The small indices of the FM patients, which in case of ESI-P is even negative, and the differences between FM patients and controls, could be an indicator of avoidance. Instead of resulting in the expected attentional bias towards negative social stimuli as reflected by angry faces, the subjects with FM showed unexpected avoidance behavior, i.e. they were faster in color naming for negative pictures than for neutral or positive pictures. Furthermore, an association of this avoidance with disease duration and migraine frequency, as reflected by significant correlations, could be found.

Our behavioral data support the self report data from a recent study. There, patients with chronic migraines reported significantly more avoidant coping strategies than patients with episodic migraines [35]. These findings are in line with the assumptions of Martin [36] and Martin and MacLeod [8], who stated that general avoidance of headache triggers might be a part of migraine worsening.
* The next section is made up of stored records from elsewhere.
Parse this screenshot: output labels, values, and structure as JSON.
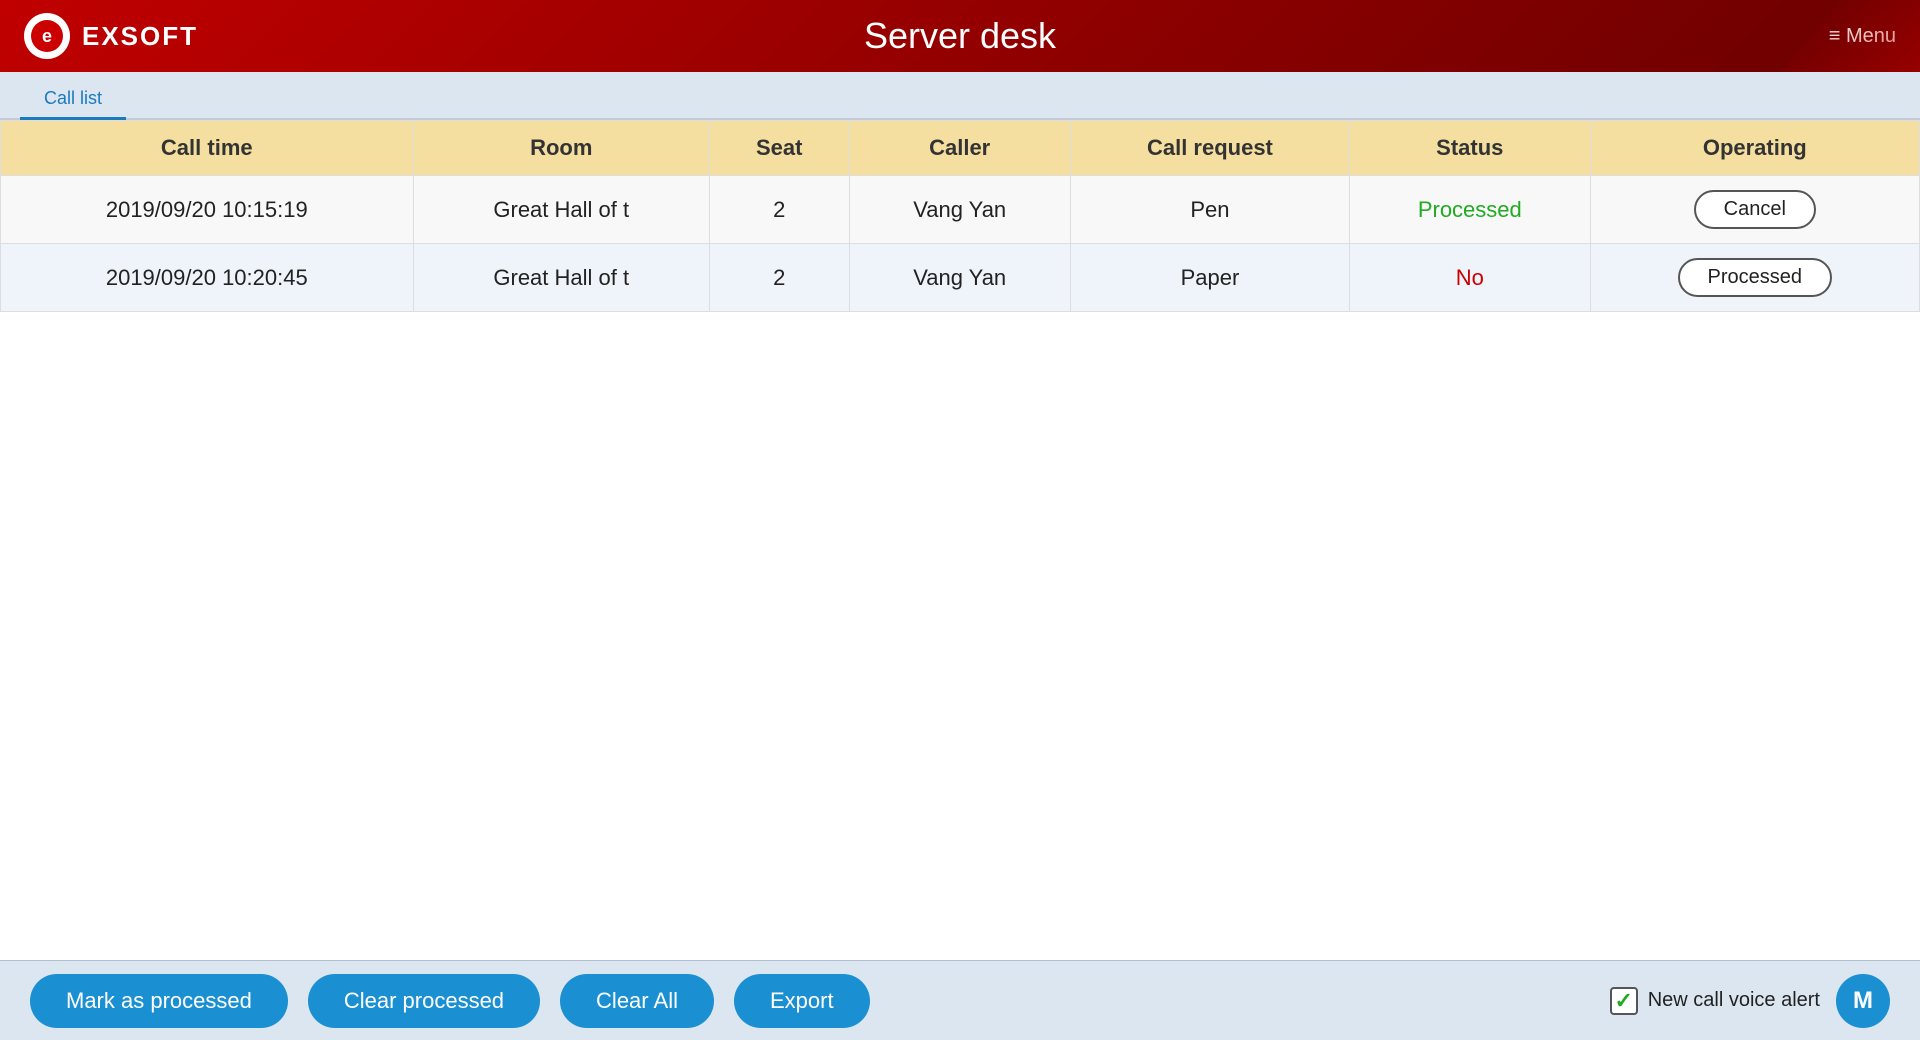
{
  "header": {
    "brand": "EXSOFT",
    "title": "Server desk",
    "menu_label": "≡ Menu"
  },
  "tabs": [
    {
      "id": "call-list",
      "label": "Call list",
      "active": true
    }
  ],
  "table": {
    "columns": [
      "Call time",
      "Room",
      "Seat",
      "Caller",
      "Call request",
      "Status",
      "Operating"
    ],
    "rows": [
      {
        "call_time": "2019/09/20 10:15:19",
        "room": "Great Hall of t",
        "seat": "2",
        "caller": "Vang Yan",
        "call_request": "Pen",
        "status": "Processed",
        "status_type": "processed",
        "operation": "Cancel"
      },
      {
        "call_time": "2019/09/20 10:20:45",
        "room": "Great Hall of t",
        "seat": "2",
        "caller": "Vang Yan",
        "call_request": "Paper",
        "status": "No",
        "status_type": "no",
        "operation": "Processed"
      }
    ]
  },
  "bottom": {
    "btn_mark": "Mark as processed",
    "btn_clear_processed": "Clear processed",
    "btn_clear_all": "Clear All",
    "btn_export": "Export",
    "voice_alert_label": "New call voice alert"
  }
}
They claimed that the role of avoidance in migraine exacerbation might be twofold: first, trigger avoidance does not decrease but rather increases the sensitivity towards the triggers, and therefore leads to an increased probability of migraine attacks in response to triggers [37]. Second, constantly avoiding situations that might possibly lead to migraine attacks may further result in loss of functional coping abilities in these situations and therefore may cause exactly the stress to the subjects they actually try to avoid [38]. Some findings of Martin and colleagues [38, 39] examining the relationship between sensitivity and exposure to certain triggers like stress, noise or visual disturbances, support the idea of heightened trigger sensitivity with avoidance.
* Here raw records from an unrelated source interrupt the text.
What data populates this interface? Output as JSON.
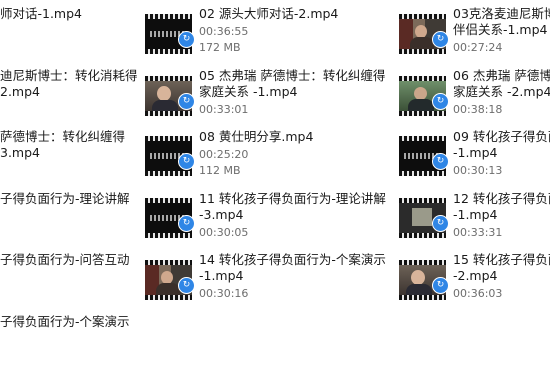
{
  "files": [
    {
      "line1": "师对话-1.mp4"
    },
    {
      "line1": "02 源头大师对话-2.mp4",
      "duration": "00:36:55",
      "size": "172 MB",
      "icon": "sync-icon"
    },
    {
      "line1": "03克洛麦迪尼斯博",
      "line2": "伴侣关系-1.mp4",
      "duration": "00:27:24",
      "icon": "sync-icon"
    },
    {
      "line1": "迪尼斯博士：转化消耗得",
      "line2": "2.mp4"
    },
    {
      "line1": "05 杰弗瑞 萨德博士：转化纠缠得",
      "line2": "家庭关系 -1.mp4",
      "duration": "00:33:01",
      "icon": "sync-icon"
    },
    {
      "line1": "06 杰弗瑞 萨德博",
      "line2": "家庭关系 -2.mp4",
      "duration": "00:38:18",
      "icon": "sync-icon"
    },
    {
      "line1": "萨德博士：转化纠缠得",
      "line2": "3.mp4"
    },
    {
      "line1": "08 黄仕明分享.mp4",
      "duration": "00:25:20",
      "size": "112 MB",
      "icon": "sync-icon"
    },
    {
      "line1": "09  转化孩子得负面",
      "line2": "-1.mp4",
      "duration": "00:30:13",
      "icon": "sync-icon"
    },
    {
      "line1": "子得负面行为-理论讲解"
    },
    {
      "line1": "11 转化孩子得负面行为-理论讲解",
      "line2": "-3.mp4",
      "duration": "00:30:05",
      "icon": "sync-icon"
    },
    {
      "line1": "12 转化孩子得负面",
      "line2": "-1.mp4",
      "duration": "00:33:31",
      "icon": "sync-icon"
    },
    {
      "line1": "子得负面行为-问答互动"
    },
    {
      "line1": "14 转化孩子得负面行为-个案演示",
      "line2": "-1.mp4",
      "duration": "00:30:16",
      "icon": "sync-icon"
    },
    {
      "line1": "15 转化孩子得负面",
      "line2": "-2.mp4",
      "duration": "00:36:03",
      "icon": "sync-icon"
    },
    {
      "line1": "子得负面行为-个案演示"
    }
  ]
}
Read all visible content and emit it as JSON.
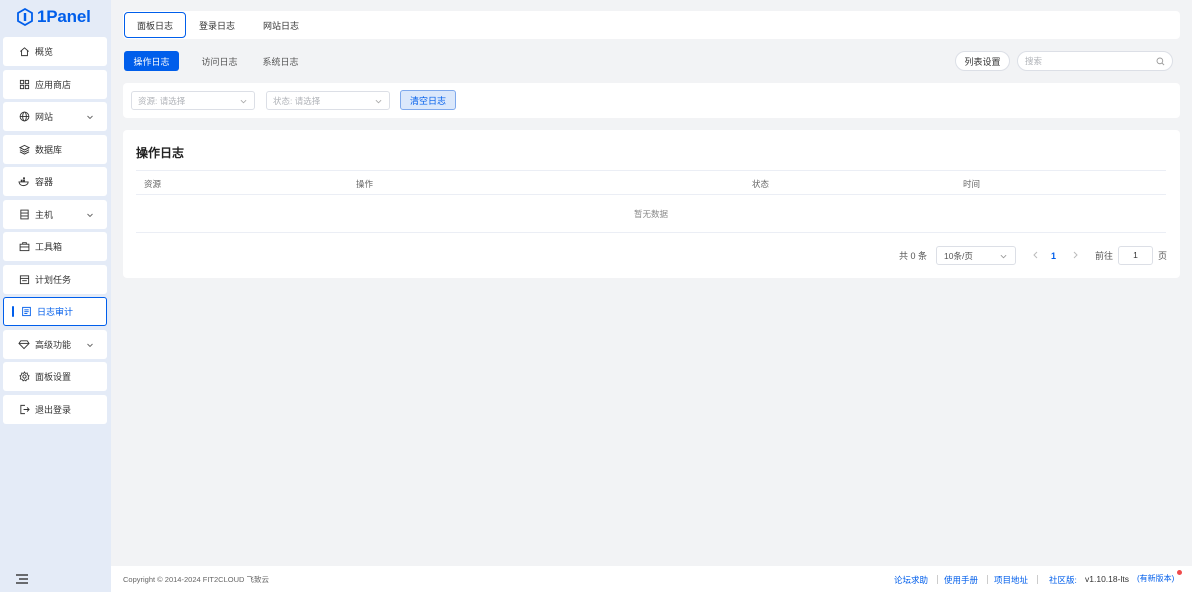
{
  "app": {
    "logo_text": "1Panel"
  },
  "sidebar": {
    "items": [
      {
        "label": "概览",
        "icon": "home-icon",
        "has_arrow": false
      },
      {
        "label": "应用商店",
        "icon": "grid-icon",
        "has_arrow": false
      },
      {
        "label": "网站",
        "icon": "globe-icon",
        "has_arrow": true
      },
      {
        "label": "数据库",
        "icon": "layers-icon",
        "has_arrow": false
      },
      {
        "label": "容器",
        "icon": "docker-icon",
        "has_arrow": false
      },
      {
        "label": "主机",
        "icon": "server-icon",
        "has_arrow": true
      },
      {
        "label": "工具箱",
        "icon": "toolbox-icon",
        "has_arrow": false
      },
      {
        "label": "计划任务",
        "icon": "calendar-icon",
        "has_arrow": false
      },
      {
        "label": "日志审计",
        "icon": "log-icon",
        "has_arrow": false,
        "active": true
      },
      {
        "label": "高级功能",
        "icon": "diamond-icon",
        "has_arrow": true
      },
      {
        "label": "面板设置",
        "icon": "gear-icon",
        "has_arrow": false
      },
      {
        "label": "退出登录",
        "icon": "logout-icon",
        "has_arrow": false
      }
    ]
  },
  "top_tabs": [
    "面板日志",
    "登录日志",
    "网站日志"
  ],
  "sub_tabs": [
    "操作日志",
    "访问日志",
    "系统日志"
  ],
  "toolbar": {
    "list_settings": "列表设置",
    "search_placeholder": "搜索"
  },
  "filters": {
    "source_placeholder": "资源: 请选择",
    "status_placeholder": "状态: 请选择",
    "clear_button": "清空日志"
  },
  "table": {
    "title": "操作日志",
    "columns": [
      "资源",
      "操作",
      "状态",
      "时间"
    ],
    "empty_text": "暂无数据"
  },
  "pagination": {
    "total_text": "共 0 条",
    "page_size": "10条/页",
    "current_page": "1",
    "goto_label": "前往",
    "goto_value": "1",
    "page_suffix": "页"
  },
  "footer": {
    "copyright": "Copyright © 2014-2024 FIT2CLOUD 飞致云",
    "links": [
      "论坛求助",
      "使用手册",
      "项目地址"
    ],
    "edition": "社区版:",
    "version": "v1.10.18-lts",
    "new_version": "(有新版本)"
  },
  "colors": {
    "accent": "#005eeb",
    "sidebar_bg": "#e4ebf7",
    "page_bg": "#f2f3f5",
    "badge": "#f04b4b"
  }
}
Our results indicate that the advice to avoid personal trigger factors in subjects with frequent migraines might lead to automated and maybe dysfunctional avoidance behavior in the long term. From the anxiety literature it is known that behavioral and cognitive avoidance play a role in the maintenance of disorders [40]. Clinicians should be made aware of the role dysfunctional avoidance behaviors could play in the process of migraine chronification.

As our study did not primarily aim to assess avoidance behavior, studies with psychological paradigms like the visual probe task, where both directions of attention can be investigated, would be needed to further strengthen this point. The relationship between trigger avoidance, dysfunctional coping strategies and disability in migraine patients merits further investigation.